With wit, wisdom, and an extraordinary talent for turning dry, difficult reading into colorful and realistic accounts, the creator of the bestselling Don't Know Much About®, series now brings the world of the Old and New testaments to life as no one else can in the bestseller Don't Know Much About® The Bible. Relying on new research and improved translations, Davis uncovers some amazing questions and contradictions about what the Bible really says. Jericho's walls may have tumbled down because the city lies on a fault line. Moses never parted the Red Sea. There was a Jesus, but he wasn't born on Christmas and he probably wasn't an only child.

What is the history of the Bible? (covers OT & NT)

The Bible in Translation: Ancient and English Versions

by Bruce Manning Metzger

A survey history of the translations of the Bible from the earliest translation: the Septuagint circa 285-246 B.C. to The New International Reader's Version of 1996.
Outlined here is the development of biblical translation, including a careful analysis of more than fifty versions of the Bible.

One of the most respected living biblical scholars, Bruce Metzger begins this engaging survey with the earliest translations of the Old and New Testaments before proceeding to English versions dating from the eleventh century to the present. Metzger explores the circumstances under which each translation was produced and offers insight into its underlying objectives, characteristics, and strengths. Having served on a number of modern translation committees, his insights into the evolution of Bible translation flow not only from careful research, but also from personal experience.

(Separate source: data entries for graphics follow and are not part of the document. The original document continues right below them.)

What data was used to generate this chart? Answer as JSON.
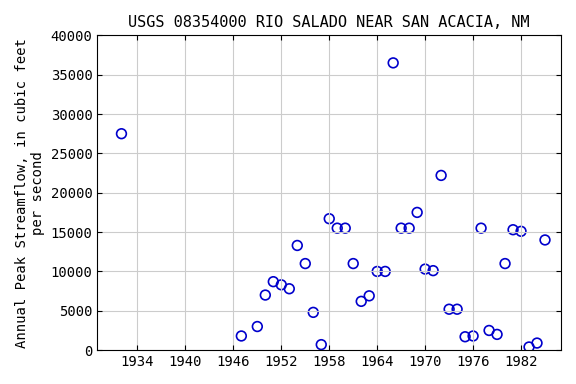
{
  "title": "USGS 08354000 RIO SALADO NEAR SAN ACACIA, NM",
  "ylabel": "Annual Peak Streamflow, in cubic feet\nper second",
  "years": [
    1932,
    1947,
    1949,
    1950,
    1951,
    1952,
    1953,
    1954,
    1955,
    1956,
    1957,
    1958,
    1959,
    1960,
    1961,
    1962,
    1963,
    1964,
    1965,
    1966,
    1967,
    1968,
    1969,
    1970,
    1971,
    1972,
    1973,
    1974,
    1975,
    1976,
    1977,
    1978,
    1979,
    1980,
    1981,
    1982,
    1983,
    1984,
    1985
  ],
  "values": [
    27500,
    1800,
    3000,
    7000,
    8700,
    8300,
    7800,
    13300,
    11000,
    4800,
    700,
    16700,
    15500,
    15500,
    11000,
    6200,
    6900,
    10000,
    10000,
    36500,
    15500,
    15500,
    17500,
    10300,
    10100,
    22200,
    5200,
    5200,
    1700,
    1800,
    15500,
    2500,
    2000,
    11000,
    15300,
    15100,
    400,
    900,
    14000
  ],
  "xlim": [
    1929,
    1987
  ],
  "ylim": [
    0,
    40000
  ],
  "xticks": [
    1934,
    1940,
    1946,
    1952,
    1958,
    1964,
    1970,
    1976,
    1982
  ],
  "yticks": [
    0,
    5000,
    10000,
    15000,
    20000,
    25000,
    30000,
    35000,
    40000
  ],
  "marker_color": "#0000cc",
  "marker_size": 7,
  "grid_color": "#cccccc",
  "bg_color": "#ffffff",
  "title_fontsize": 11,
  "label_fontsize": 10,
  "tick_fontsize": 10,
  "font_family": "monospace"
}
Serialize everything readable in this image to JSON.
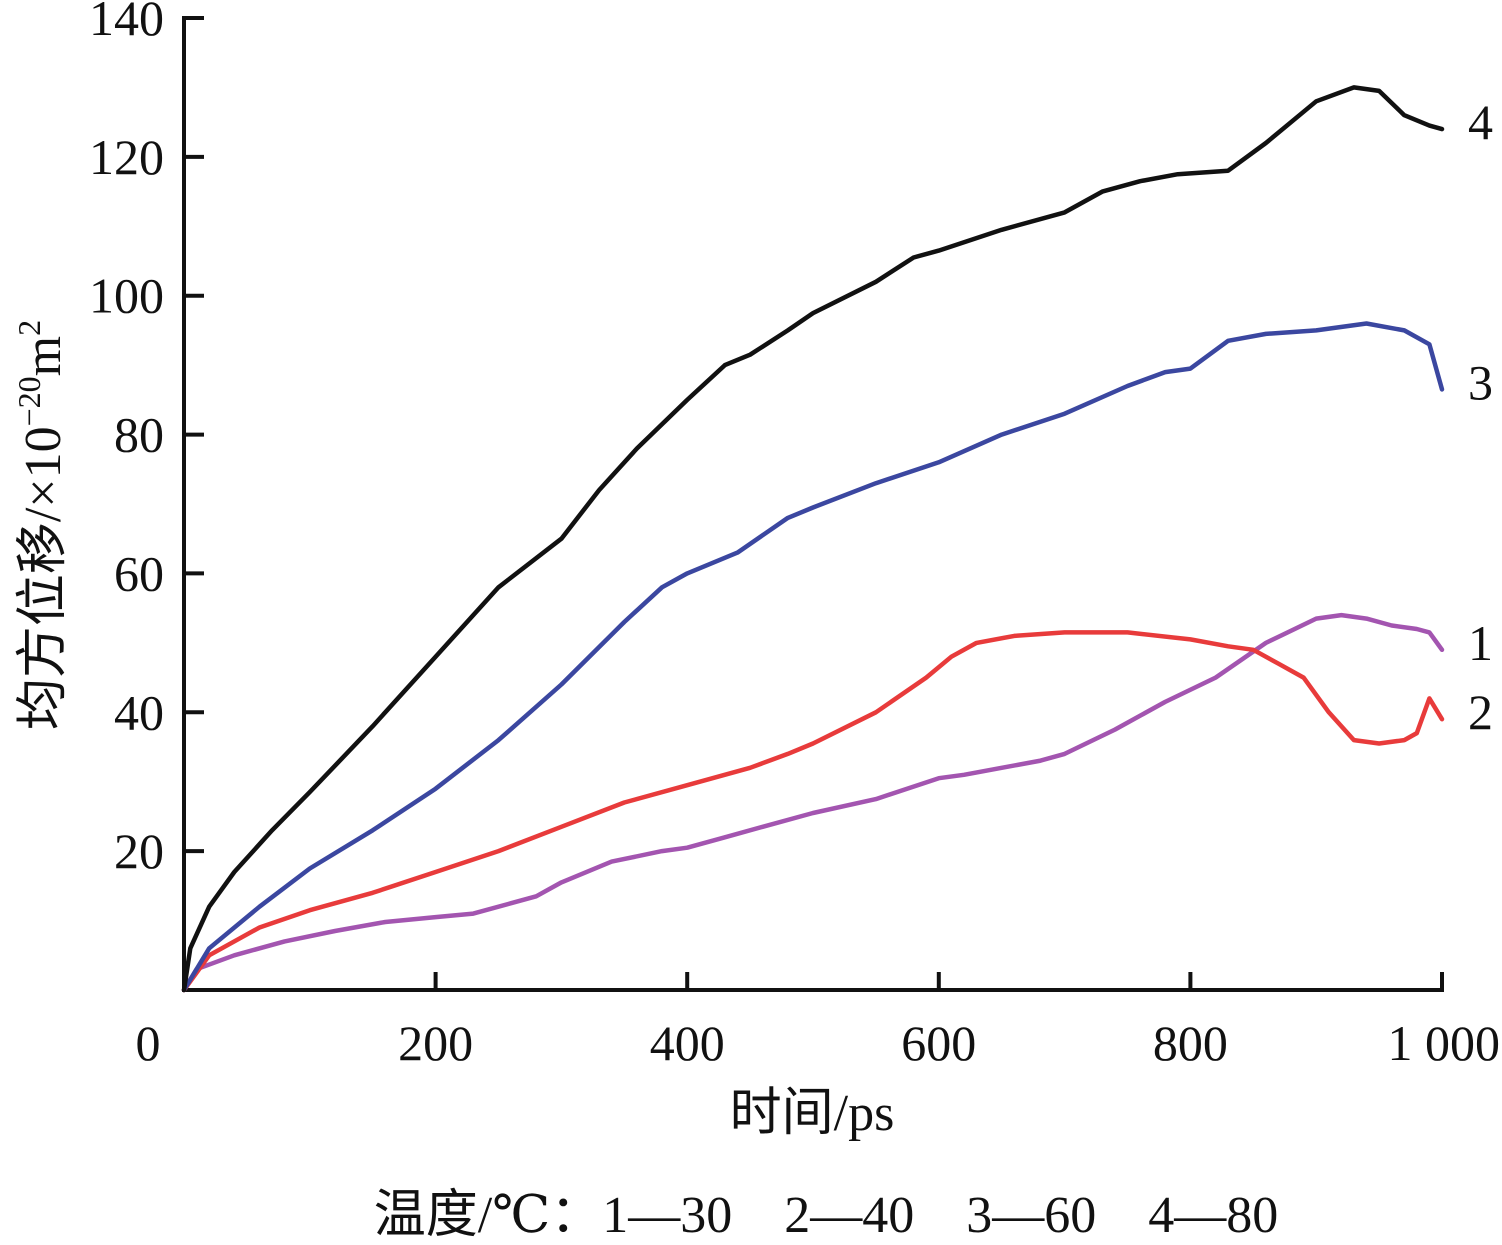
{
  "chart_data": {
    "type": "line",
    "xlabel": "时间/ps",
    "ylabel_main": "均方位移/×10",
    "ylabel_exp": "−20",
    "ylabel_unit": "m",
    "ylabel_unit_exp": "2",
    "xlim": [
      0,
      1000
    ],
    "ylim": [
      0,
      140
    ],
    "xticks": [
      {
        "value": 0,
        "label": "0"
      },
      {
        "value": 200,
        "label": "200"
      },
      {
        "value": 400,
        "label": "400"
      },
      {
        "value": 600,
        "label": "600"
      },
      {
        "value": 800,
        "label": "800"
      },
      {
        "value": 1000,
        "label": "1 000"
      }
    ],
    "yticks": [
      {
        "value": 20,
        "label": "20"
      },
      {
        "value": 40,
        "label": "40"
      },
      {
        "value": 60,
        "label": "60"
      },
      {
        "value": 80,
        "label": "80"
      },
      {
        "value": 100,
        "label": "100"
      },
      {
        "value": 120,
        "label": "120"
      },
      {
        "value": 140,
        "label": "140"
      }
    ],
    "grid": false,
    "legend_text": "温度/℃：1—30　2—40　3—60　4—80",
    "series": [
      {
        "name": "1",
        "color": "#a355b0",
        "points": [
          [
            0,
            0
          ],
          [
            10,
            3
          ],
          [
            40,
            5
          ],
          [
            80,
            7
          ],
          [
            120,
            8.5
          ],
          [
            160,
            9.8
          ],
          [
            200,
            10.5
          ],
          [
            230,
            11
          ],
          [
            260,
            12.5
          ],
          [
            280,
            13.5
          ],
          [
            300,
            15.5
          ],
          [
            340,
            18.5
          ],
          [
            380,
            20
          ],
          [
            400,
            20.5
          ],
          [
            430,
            22
          ],
          [
            460,
            23.5
          ],
          [
            500,
            25.5
          ],
          [
            550,
            27.5
          ],
          [
            600,
            30.5
          ],
          [
            620,
            31
          ],
          [
            650,
            32
          ],
          [
            680,
            33
          ],
          [
            700,
            34
          ],
          [
            740,
            37.5
          ],
          [
            780,
            41.5
          ],
          [
            820,
            45
          ],
          [
            860,
            50
          ],
          [
            900,
            53.5
          ],
          [
            920,
            54
          ],
          [
            940,
            53.5
          ],
          [
            960,
            52.5
          ],
          [
            980,
            52
          ],
          [
            990,
            51.5
          ],
          [
            1000,
            49
          ]
        ]
      },
      {
        "name": "2",
        "color": "#e83b3b",
        "points": [
          [
            0,
            0
          ],
          [
            20,
            5
          ],
          [
            60,
            9
          ],
          [
            100,
            11.5
          ],
          [
            150,
            14
          ],
          [
            200,
            17
          ],
          [
            250,
            20
          ],
          [
            300,
            23.5
          ],
          [
            350,
            27
          ],
          [
            400,
            29.5
          ],
          [
            450,
            32
          ],
          [
            480,
            34
          ],
          [
            500,
            35.5
          ],
          [
            550,
            40
          ],
          [
            590,
            45
          ],
          [
            610,
            48
          ],
          [
            630,
            50
          ],
          [
            660,
            51
          ],
          [
            700,
            51.5
          ],
          [
            750,
            51.5
          ],
          [
            800,
            50.5
          ],
          [
            830,
            49.5
          ],
          [
            850,
            49
          ],
          [
            870,
            47
          ],
          [
            890,
            45
          ],
          [
            910,
            40
          ],
          [
            930,
            36
          ],
          [
            950,
            35.5
          ],
          [
            970,
            36
          ],
          [
            980,
            37
          ],
          [
            990,
            42
          ],
          [
            1000,
            39
          ]
        ]
      },
      {
        "name": "3",
        "color": "#3b47a0",
        "points": [
          [
            0,
            0
          ],
          [
            20,
            6
          ],
          [
            60,
            12
          ],
          [
            100,
            17.5
          ],
          [
            150,
            23
          ],
          [
            200,
            29
          ],
          [
            250,
            36
          ],
          [
            300,
            44
          ],
          [
            350,
            53
          ],
          [
            380,
            58
          ],
          [
            400,
            60
          ],
          [
            440,
            63
          ],
          [
            480,
            68
          ],
          [
            500,
            69.5
          ],
          [
            550,
            73
          ],
          [
            600,
            76
          ],
          [
            650,
            80
          ],
          [
            700,
            83
          ],
          [
            750,
            87
          ],
          [
            780,
            89
          ],
          [
            800,
            89.5
          ],
          [
            830,
            93.5
          ],
          [
            860,
            94.5
          ],
          [
            900,
            95
          ],
          [
            940,
            96
          ],
          [
            970,
            95
          ],
          [
            990,
            93
          ],
          [
            1000,
            86.5
          ]
        ]
      },
      {
        "name": "4",
        "color": "#111111",
        "points": [
          [
            0,
            0
          ],
          [
            5,
            6
          ],
          [
            20,
            12
          ],
          [
            40,
            17
          ],
          [
            70,
            23
          ],
          [
            100,
            28.5
          ],
          [
            150,
            38
          ],
          [
            200,
            48
          ],
          [
            250,
            58
          ],
          [
            300,
            65
          ],
          [
            330,
            72
          ],
          [
            360,
            78
          ],
          [
            400,
            85
          ],
          [
            430,
            90
          ],
          [
            450,
            91.5
          ],
          [
            480,
            95
          ],
          [
            500,
            97.5
          ],
          [
            550,
            102
          ],
          [
            580,
            105.5
          ],
          [
            600,
            106.5
          ],
          [
            650,
            109.5
          ],
          [
            700,
            112
          ],
          [
            730,
            115
          ],
          [
            760,
            116.5
          ],
          [
            790,
            117.5
          ],
          [
            830,
            118
          ],
          [
            860,
            122
          ],
          [
            900,
            128
          ],
          [
            930,
            130
          ],
          [
            950,
            129.5
          ],
          [
            970,
            126
          ],
          [
            990,
            124.5
          ],
          [
            1000,
            124
          ]
        ]
      }
    ]
  }
}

Is the New Testament corrupted?

The Orthodox Corruption of Scripture: The Effect of Early Christological Controversies on the Text of the New Testament by Bart D. Ehrman

The victors not only write the history, they also reproduce the texts. In a study that explores the close relationship between the social history of early Christianity and the textual tradition of the emerging New Testament, Ehrman examines how early struggles between Christian "heresy" and "orthodoxy" affected the transmission of the documents over which, in part, the debates were waged. His thesis is that proto-orthodox scribes of the second and third centuries occasionally altered their sacred texts for polemical reasons--for example, to oppose adoptionists like the Ebionites, who claimed that Christ was a man but not God, or docetists like Marcion, who claimed that he was God but not a man, or Gnostics like the Ptolemaeans, who claimed that he was two beings, one divine and one human. Ehrman's thorough and incisive analysis makes a significant contribution to our understanding of the social and intellectual history of early Christianity and raises intriguing questions about the relationship of readers to their texts, especially in an age when scribes could transform the documents they reproduced to make them say what they were already thought to mean, effecting thereby the orthodox corruption of Scripture.